Doctor of Nursing Practice

First Advisor

Jennifer Miller

Abstract

Rationale

Heart failure is a deadly disease, affecting over 6.2 million individuals and costing the United States an estimated 30.7 billion dollars (Virani et al., 2020). By 2023, heart failure costs in the United States are estimated to grow to 70 billion dollars with 75-80% of these costs attributed to inpatient hospitalizations (Heidereich et al., 2022). The CardioMEMs® is a small device placed in the patient’s pulmonary artery via a minimally invasive procedure by an interventional cardiologist. The use of remote patient data from the CardioMEMs® device has been shown to reduce hospital re-admissions, facilitate tailored medication management, detect increased pulmonary artery pressures before clinical signs of decompensated heart failure, and improve patient quality of life (Haynes et al., 2020).

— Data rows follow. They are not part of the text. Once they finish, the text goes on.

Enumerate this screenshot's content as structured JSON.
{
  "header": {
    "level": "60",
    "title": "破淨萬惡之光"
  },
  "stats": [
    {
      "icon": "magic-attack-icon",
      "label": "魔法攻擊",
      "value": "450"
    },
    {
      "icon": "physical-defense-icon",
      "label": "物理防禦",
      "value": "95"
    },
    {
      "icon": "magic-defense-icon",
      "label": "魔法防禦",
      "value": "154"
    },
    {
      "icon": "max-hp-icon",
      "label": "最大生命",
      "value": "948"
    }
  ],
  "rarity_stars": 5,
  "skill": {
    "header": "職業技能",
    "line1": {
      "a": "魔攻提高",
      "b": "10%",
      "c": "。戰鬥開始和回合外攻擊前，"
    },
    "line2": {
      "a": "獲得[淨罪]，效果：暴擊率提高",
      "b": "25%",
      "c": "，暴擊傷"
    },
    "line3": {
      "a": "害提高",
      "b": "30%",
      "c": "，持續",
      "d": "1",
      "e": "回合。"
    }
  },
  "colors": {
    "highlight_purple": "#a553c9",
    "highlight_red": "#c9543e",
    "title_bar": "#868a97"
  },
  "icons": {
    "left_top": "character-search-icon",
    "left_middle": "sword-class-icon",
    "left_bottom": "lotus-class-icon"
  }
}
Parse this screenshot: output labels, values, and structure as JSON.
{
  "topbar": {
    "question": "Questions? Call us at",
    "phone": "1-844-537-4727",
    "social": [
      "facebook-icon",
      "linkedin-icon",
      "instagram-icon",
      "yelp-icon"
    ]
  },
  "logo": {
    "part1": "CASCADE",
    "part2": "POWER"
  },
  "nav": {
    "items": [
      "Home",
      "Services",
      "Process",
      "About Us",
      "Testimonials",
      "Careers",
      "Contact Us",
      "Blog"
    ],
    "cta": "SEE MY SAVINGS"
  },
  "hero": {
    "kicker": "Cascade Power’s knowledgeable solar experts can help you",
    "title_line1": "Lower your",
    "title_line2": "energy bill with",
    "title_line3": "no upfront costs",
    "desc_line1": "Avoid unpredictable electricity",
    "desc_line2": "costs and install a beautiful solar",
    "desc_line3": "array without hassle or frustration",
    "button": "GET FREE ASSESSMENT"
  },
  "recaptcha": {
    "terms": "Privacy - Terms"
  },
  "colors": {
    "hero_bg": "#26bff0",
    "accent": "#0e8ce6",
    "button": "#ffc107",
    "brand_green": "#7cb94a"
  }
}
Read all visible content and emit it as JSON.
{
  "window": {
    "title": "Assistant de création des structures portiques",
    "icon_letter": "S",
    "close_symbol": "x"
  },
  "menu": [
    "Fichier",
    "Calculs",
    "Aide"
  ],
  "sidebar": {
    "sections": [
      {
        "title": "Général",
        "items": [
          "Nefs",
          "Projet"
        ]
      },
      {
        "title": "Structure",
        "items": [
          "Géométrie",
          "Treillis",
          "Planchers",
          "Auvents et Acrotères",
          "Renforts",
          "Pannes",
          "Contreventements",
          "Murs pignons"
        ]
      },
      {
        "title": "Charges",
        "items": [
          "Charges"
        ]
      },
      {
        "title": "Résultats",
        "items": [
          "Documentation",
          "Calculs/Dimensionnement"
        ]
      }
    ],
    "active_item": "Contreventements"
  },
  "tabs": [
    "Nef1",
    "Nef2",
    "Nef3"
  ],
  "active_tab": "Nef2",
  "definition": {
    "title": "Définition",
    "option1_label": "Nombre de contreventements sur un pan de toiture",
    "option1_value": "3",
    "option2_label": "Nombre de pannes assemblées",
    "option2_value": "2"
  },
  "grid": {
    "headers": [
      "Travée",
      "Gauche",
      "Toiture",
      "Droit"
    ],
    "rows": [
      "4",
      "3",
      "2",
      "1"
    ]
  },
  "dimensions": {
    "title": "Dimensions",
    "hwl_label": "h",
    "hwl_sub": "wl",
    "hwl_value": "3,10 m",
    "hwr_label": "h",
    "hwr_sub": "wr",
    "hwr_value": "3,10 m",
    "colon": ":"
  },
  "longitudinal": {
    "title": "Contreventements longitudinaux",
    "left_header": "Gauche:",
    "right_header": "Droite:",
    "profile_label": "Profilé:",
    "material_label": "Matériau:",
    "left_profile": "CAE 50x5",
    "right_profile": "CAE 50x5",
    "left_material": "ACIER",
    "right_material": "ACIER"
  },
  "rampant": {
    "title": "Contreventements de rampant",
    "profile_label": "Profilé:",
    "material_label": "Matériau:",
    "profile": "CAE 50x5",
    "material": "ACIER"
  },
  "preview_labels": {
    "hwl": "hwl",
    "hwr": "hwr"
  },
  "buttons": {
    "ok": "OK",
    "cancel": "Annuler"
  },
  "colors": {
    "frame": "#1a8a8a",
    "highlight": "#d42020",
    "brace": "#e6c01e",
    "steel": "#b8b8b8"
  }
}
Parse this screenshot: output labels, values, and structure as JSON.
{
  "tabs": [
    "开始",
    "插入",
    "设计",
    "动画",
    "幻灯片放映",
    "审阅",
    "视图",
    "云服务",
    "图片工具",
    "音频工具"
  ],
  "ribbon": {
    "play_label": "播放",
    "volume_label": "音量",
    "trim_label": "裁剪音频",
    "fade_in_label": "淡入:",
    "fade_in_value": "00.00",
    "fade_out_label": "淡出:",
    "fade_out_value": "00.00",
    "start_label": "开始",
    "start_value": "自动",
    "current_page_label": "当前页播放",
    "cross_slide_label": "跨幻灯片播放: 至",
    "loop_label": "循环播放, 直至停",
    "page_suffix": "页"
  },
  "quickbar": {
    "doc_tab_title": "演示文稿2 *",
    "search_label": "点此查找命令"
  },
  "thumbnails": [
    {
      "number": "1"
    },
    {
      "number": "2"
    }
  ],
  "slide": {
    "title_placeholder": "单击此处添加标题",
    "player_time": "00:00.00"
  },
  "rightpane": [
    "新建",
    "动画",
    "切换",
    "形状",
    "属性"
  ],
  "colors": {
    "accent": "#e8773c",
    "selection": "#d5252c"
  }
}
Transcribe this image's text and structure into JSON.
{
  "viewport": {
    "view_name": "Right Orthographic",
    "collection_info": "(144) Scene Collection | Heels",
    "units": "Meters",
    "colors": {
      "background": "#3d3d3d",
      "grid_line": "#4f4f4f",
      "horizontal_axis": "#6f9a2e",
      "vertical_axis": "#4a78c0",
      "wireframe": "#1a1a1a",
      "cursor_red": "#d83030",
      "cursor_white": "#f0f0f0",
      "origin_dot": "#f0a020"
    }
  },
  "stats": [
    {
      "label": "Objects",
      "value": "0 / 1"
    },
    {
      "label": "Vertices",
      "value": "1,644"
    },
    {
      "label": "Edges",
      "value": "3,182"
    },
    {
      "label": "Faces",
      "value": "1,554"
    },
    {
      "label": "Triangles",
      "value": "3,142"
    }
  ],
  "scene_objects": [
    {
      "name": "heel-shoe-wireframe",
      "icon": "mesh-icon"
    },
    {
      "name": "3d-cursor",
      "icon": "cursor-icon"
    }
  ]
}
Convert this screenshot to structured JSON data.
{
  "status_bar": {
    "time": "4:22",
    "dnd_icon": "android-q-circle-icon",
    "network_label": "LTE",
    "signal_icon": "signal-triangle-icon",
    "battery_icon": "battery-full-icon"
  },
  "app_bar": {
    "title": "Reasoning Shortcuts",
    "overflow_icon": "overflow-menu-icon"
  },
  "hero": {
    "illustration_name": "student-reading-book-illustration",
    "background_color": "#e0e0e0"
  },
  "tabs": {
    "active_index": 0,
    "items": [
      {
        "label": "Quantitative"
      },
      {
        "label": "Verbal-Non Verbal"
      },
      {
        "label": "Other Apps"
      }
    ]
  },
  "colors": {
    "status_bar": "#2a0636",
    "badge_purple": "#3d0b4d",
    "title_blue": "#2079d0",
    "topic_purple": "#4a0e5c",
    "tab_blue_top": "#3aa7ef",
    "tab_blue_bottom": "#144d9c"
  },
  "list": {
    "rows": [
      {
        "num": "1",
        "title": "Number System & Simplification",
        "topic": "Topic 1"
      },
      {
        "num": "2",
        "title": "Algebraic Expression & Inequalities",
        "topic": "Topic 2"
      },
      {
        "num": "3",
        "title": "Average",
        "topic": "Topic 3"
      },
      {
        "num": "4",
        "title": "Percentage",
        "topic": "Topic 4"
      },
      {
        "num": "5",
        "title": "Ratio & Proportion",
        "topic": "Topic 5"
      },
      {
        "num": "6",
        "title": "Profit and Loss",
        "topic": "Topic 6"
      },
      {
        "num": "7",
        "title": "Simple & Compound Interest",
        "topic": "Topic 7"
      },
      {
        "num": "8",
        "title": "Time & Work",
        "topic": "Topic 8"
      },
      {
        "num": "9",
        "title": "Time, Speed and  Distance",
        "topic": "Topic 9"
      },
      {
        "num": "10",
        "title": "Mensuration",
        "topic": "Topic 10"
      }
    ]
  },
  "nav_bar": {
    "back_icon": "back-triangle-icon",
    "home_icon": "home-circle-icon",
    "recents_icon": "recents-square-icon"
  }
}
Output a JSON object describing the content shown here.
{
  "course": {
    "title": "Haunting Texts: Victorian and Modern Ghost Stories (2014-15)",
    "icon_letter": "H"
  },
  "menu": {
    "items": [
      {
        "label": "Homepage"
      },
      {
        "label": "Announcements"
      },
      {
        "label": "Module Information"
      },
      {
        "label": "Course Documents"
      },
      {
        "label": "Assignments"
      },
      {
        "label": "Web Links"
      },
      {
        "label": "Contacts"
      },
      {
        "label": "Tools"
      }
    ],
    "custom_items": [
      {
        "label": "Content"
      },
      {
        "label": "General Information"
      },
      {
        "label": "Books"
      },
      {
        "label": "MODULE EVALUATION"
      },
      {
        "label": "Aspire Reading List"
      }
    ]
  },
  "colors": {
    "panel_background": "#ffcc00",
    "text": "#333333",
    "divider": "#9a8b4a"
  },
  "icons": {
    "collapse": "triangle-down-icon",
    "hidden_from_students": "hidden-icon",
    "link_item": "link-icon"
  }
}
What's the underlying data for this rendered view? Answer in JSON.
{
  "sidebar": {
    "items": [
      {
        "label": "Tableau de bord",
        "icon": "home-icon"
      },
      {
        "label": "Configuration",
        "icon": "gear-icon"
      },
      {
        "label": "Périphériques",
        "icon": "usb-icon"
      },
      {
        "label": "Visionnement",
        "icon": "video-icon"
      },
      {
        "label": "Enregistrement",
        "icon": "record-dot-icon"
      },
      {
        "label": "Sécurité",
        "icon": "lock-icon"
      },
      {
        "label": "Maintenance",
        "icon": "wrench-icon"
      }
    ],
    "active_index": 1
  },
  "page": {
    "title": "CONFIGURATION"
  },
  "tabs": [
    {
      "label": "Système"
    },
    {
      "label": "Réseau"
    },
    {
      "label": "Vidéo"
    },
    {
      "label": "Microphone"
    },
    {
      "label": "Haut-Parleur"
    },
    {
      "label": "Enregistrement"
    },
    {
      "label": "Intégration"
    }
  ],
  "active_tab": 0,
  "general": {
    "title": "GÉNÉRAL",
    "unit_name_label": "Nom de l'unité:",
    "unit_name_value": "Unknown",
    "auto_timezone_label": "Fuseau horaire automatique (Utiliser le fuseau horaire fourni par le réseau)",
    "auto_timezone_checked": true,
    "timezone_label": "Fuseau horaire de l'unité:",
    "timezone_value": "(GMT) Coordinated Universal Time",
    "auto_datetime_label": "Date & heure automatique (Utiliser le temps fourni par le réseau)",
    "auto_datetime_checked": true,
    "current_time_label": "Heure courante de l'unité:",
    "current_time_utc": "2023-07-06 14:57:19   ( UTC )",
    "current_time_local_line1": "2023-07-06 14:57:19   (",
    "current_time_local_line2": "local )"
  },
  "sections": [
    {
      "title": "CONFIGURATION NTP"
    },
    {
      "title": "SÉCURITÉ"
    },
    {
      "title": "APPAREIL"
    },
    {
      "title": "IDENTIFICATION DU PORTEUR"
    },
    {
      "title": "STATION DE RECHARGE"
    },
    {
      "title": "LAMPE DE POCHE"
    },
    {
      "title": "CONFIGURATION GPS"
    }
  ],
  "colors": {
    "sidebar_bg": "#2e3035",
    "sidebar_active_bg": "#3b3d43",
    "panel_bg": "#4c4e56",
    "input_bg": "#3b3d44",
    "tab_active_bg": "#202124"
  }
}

The focus of this project will be to improve patient compliance with daily remote CardioMEMs® readings using patient reminders beyond the standard of care within the Nebraska Medicine healthcare network.

Purpose Statement

The purpose of this quality improvement project is to evaluate the effects of increased CardioMEMs® education and bi-weekly adherence reminders on CardioMEMs® compliance, heart failure-related symptoms, physical and social functioning, self-efficacy, knowledge, quality of life, patient activation, and health care utilization.

PICOT: In ambulatory heart failure patients with a CardioMEMs® device, how do a preimplant education session and bi-weekly text messages affect adherence over two-months?

Objectives:

1. The purpose of this quality improvement project is to evaluate the effects of increased CardioMEMs® education and bi-weekly adherence reminders on data transmission rates, heart failure-related symptoms, physical and social functioning, self-efficacy, knowledge, quality of life, patient activation, and health care utilization (outpatient clinic visits, emergency room visits, and 30-day hospital re-admissions).

2. Compare retrospective cohort and prospective cohort CardioMEMs® adherence data.

3. Perform comparison statistical analyses for retrospective cohort and prospective cohort CardioMEMs® adherence data comparing adherence rates from retrospective review of January 2022-December 2022 and two months following CardioMEMs® implant for the prospective cohort.

Methods:

Design: This is a quality improvement study with retrospective cohort chart review and prospective cohort intervention analysis.

Setting and participants: Participants will be recruited by the Nebraska Medicine Heart Failure Services line.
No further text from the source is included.